Private schools in California are reopening in person and even some public schools have opened with reduced capacity.
But State Superintendent of Public Instruction Tony Thurmond says that it may be January before we see widespread reopening of schools across the state.
“I’m deeply concerned. I think this is a national emergency. We’re facing the prospect that millions of kids will be out of school for a year or more,” said Dr. Joseph Allen, professor of environmental health at the Harvard Chan School of Public Health and Director of the Healthy Buildings Program.
Speaking on KCBS Radio’s “Ask An Expert” program Friday, Dr. Allen said both parents and students are being harmed by the prolonged closures.
“We know we have virtual dropouts. We’re losing kids in the system. We know there are issues with neglect, exploitation, abuse, violence. Kids are sedentary, they’re not learning at the same rate,” he said. “There are some devastating and real consequences to having schools close.”
Dr. Allen says schools should have priority for reopening, ahead of sectors of the economy.

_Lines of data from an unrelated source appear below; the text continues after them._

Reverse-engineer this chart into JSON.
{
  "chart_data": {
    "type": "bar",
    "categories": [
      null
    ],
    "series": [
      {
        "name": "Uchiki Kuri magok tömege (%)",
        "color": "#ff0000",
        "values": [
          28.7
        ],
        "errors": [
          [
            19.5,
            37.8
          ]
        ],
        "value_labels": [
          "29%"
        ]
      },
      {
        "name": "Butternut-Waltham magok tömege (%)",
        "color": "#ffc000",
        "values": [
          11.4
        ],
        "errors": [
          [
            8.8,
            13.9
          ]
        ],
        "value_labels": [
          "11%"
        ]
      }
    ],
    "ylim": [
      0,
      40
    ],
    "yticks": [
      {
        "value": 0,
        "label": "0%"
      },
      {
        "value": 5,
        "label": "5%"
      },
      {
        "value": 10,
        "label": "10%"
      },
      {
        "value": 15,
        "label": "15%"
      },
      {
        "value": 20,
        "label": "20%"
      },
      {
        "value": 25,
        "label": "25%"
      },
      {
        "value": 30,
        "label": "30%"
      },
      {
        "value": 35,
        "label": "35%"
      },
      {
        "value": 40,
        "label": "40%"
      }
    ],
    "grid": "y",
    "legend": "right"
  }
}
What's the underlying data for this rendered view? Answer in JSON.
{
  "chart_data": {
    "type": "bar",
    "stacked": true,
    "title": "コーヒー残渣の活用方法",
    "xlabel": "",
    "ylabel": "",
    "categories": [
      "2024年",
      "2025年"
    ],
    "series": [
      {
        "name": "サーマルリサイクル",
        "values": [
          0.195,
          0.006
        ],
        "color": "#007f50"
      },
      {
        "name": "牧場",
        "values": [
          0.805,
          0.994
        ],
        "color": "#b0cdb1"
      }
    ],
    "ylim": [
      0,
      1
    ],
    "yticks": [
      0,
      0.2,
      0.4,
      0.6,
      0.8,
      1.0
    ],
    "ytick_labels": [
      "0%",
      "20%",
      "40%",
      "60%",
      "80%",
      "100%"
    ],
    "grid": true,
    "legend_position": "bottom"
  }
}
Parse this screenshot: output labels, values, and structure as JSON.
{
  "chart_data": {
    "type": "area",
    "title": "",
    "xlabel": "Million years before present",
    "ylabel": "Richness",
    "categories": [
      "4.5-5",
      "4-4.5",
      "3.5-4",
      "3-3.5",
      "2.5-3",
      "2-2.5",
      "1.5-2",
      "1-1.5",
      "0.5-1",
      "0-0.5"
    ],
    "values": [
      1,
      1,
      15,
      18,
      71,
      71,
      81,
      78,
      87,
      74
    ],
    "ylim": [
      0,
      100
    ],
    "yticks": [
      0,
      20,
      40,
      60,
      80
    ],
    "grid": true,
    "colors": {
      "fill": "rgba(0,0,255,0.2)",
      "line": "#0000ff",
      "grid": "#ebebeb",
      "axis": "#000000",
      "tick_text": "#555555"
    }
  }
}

The good news is that the younger someone is, the less likely they are to contract or transmit the virus. If they do get the disease, they are less likely to have a serious case.
Of course, teachers, staff and students’ families need to be protected from the virus as well.
“We can actually protect against the risks in schools if we put in these prudent and practical risk reduction measures,” he said.
That means proper ventilation and filtration systems, mask wearing, distancing and sanitation. With adequate safety measures in place, Dr. Allen believes that kids could get back to something very close to regular learning and there would be less pressure on parents.
“We tend to think about risk in terms of what’s happened in the classroom with COVID, without the wider context of risk,” he said. “And that includes all of these severe consequences from schools being closed.”